Scientific classification
- Kingdom: Animalia
- Phylum: Chordata
- Class: Aves
- Order: Passeriformes
- Family: Pipridae
- Genus: Neopelma
- Species: N. aurifrons
- Binomial name: Neopelma aurifrons (Wied, 1831)

= Wied's tyrant-manakin =

- Genus: Neopelma
- Species: aurifrons
- Authority: (Wied, 1831)
- Conservation status: NT

Species of bird

Wied's tyrant-manakin (Neopelma aurifrons) is a Near-threatened species of bird in the family Pipridae, the manakins. It is endemic to Brazil.

==Taxonomy and systematics==

Wied's tyrant-manakin was originally described in 1831 as Muscicapa aurifrons, mistakenly placing it in the Old World flycatcher family. It was reassigned to genus Neopelma that was erected in 1860 with it as the type species. In 1944 what is now the Serra do Mar tyrant-manakin Neopelma chrysolophum was described as a subspecies of Wied's tyrant-manakin. They were separated based on a study published in 1995.

Wied's tyrant-manakin is monotypic.

==Description==

Wied's tyrant-manakin is about 13 cm long. The sexes have the same plumage. Adults have a small yellow to orange-yellow stripe in the middle of the crown. The rest of their face, their upperparts, wings, and tail are olive-green. Their throat is dull grayish white, their upper breast grayish olive, and their lower breast and belly pale sulphur-yellow. They have a pale grayish mauve iris, a grayish bill, and grayish legs and feet.

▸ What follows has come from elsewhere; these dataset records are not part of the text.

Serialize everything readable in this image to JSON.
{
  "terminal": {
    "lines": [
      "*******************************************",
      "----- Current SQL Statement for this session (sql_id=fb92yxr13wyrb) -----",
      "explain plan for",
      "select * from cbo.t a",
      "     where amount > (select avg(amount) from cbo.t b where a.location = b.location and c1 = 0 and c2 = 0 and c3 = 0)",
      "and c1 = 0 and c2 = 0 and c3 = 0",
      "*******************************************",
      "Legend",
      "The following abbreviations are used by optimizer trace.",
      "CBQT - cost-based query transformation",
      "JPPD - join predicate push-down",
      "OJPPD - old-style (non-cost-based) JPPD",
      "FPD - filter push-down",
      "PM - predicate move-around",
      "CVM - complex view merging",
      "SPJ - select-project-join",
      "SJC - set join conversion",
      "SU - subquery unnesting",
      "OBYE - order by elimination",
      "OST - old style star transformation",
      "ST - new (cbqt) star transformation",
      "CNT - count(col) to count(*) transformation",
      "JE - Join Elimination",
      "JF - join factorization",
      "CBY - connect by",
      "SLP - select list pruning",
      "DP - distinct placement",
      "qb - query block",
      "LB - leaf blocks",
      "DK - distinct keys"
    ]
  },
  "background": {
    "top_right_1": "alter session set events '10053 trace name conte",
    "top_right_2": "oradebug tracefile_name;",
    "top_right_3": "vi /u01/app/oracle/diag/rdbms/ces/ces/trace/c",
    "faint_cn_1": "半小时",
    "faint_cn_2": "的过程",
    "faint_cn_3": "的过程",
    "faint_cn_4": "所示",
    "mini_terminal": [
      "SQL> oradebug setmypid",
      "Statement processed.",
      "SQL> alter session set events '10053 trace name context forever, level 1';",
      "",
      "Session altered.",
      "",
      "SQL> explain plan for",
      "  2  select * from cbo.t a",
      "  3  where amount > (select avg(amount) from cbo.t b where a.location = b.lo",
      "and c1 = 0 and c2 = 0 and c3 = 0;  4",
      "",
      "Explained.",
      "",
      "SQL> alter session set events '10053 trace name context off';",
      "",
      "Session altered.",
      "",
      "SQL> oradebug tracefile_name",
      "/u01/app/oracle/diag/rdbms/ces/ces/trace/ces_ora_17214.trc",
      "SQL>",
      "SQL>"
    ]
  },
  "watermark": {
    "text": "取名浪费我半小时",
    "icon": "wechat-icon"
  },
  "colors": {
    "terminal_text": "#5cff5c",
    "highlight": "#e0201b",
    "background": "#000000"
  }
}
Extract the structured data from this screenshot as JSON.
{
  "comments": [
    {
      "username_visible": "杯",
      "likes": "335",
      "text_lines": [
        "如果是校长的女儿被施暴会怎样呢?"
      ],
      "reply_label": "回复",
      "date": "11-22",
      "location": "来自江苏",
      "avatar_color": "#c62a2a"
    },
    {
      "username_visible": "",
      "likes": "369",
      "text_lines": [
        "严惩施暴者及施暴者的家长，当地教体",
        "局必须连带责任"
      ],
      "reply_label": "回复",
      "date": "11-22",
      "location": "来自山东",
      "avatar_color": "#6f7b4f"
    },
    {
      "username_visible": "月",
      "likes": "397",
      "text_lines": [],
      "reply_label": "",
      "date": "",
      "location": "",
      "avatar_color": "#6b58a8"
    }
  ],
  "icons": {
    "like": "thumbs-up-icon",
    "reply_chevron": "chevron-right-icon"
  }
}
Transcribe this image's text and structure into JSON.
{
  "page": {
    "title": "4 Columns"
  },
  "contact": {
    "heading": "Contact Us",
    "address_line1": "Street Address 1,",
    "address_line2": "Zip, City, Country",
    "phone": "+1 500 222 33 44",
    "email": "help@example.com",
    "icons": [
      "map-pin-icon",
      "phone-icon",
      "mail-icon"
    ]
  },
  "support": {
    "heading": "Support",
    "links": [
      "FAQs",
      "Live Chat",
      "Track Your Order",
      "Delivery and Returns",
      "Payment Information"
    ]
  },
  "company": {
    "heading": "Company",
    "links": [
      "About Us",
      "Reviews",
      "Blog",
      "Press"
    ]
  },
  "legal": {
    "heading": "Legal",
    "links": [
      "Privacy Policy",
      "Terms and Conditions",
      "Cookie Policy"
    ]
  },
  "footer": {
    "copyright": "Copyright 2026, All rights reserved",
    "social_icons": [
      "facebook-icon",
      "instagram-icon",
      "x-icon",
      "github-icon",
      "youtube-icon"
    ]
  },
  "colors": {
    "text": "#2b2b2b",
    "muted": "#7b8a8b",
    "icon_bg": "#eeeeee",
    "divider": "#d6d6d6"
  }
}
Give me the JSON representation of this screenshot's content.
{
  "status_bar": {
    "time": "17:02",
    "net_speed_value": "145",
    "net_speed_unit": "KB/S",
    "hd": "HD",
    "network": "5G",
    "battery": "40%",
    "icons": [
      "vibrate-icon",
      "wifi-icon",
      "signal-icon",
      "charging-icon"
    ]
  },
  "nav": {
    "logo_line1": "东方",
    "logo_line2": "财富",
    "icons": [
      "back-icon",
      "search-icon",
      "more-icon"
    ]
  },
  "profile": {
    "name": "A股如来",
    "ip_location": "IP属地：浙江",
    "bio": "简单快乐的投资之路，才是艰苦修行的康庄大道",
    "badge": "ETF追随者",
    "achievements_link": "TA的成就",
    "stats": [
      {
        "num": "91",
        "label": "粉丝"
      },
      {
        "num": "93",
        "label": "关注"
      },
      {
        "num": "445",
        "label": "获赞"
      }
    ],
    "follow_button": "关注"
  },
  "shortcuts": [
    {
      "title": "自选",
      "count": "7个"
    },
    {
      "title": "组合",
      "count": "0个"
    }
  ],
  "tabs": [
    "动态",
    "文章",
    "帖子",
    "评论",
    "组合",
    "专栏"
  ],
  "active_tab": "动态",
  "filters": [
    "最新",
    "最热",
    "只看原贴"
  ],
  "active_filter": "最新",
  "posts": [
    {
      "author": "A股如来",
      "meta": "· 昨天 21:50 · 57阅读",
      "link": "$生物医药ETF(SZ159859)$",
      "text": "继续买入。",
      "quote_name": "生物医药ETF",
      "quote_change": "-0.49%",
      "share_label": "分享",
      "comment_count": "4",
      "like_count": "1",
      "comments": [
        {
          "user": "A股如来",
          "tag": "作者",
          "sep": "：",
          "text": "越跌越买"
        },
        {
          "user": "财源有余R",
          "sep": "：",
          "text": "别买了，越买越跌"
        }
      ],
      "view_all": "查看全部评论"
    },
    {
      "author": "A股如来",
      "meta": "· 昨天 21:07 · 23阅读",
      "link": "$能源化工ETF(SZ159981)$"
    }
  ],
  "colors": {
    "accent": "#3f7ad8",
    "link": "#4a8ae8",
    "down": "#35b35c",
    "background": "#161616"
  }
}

==Distribution and habitat==

Wied's tyrant-manakin is found intermittently in coastal eastern Brazil from southern Bahia south to eastern Minas Gerais and Espírito Santo. There are also historical records further south in Rio de Janeiro state. It primarily inhabits the interior of undisturbed or slightly disturbed humid forest and occasionally is found at the forest's edge. In elevation it ranges from sea level to 1000 m.

==Behavior==
===Movement===

Wied's tyrant-manakin is believed to be a year-round resident.

===Feeding===

Wied's tyrant-manakin feeds mostly on small fruits and also includes insects in its diet. It mostly forages within about 7 m of the ground. It plucks or grabs its food from vegetation with a short sally from a perch; sometimes it briefly hovers.

===Breeding===

Wied's tyrant-manakin males sing from a branch in the forest's understory to mid-story, usually in a somewhat open but shaded area, and typically between about 3.5 and 7 m above the ground. Nothing else is known about the species' breeding biology.

===Vocalization===

The song of Wied's tyrant-manakin is a "yodeling yo-deé-wo-dée, 1st deé (or tjiw) much higher, second slightly higher".

==Status==

The IUCN originally in 2000 assessed Wied's tyrant-manakin as Endangered, then in 2004 as Vulnerable, and since 2021 as Near Threatened. It is found in twenty or fewer sites, occupying about 1500 km2 within its overall range of 142,000 km2. Its population size is not known and is believed to be decreasing. "Its lowland forest habitat has been historically threatened by agricultural conversion, deforestation for mining and plantation production. Current key threats to these forests are urbanisation, agricultural expansion, selective logging, dam construction, colonisation and associated road building." Alterations in its habitat due to climate change is a further potential threat. It is considered rare to uncommon. "Conservation priorities include establishment of effective protection of the small population found NE of Rio de Janeiro city; field surveys also required in order to determine whether the species survives at other sites within its range."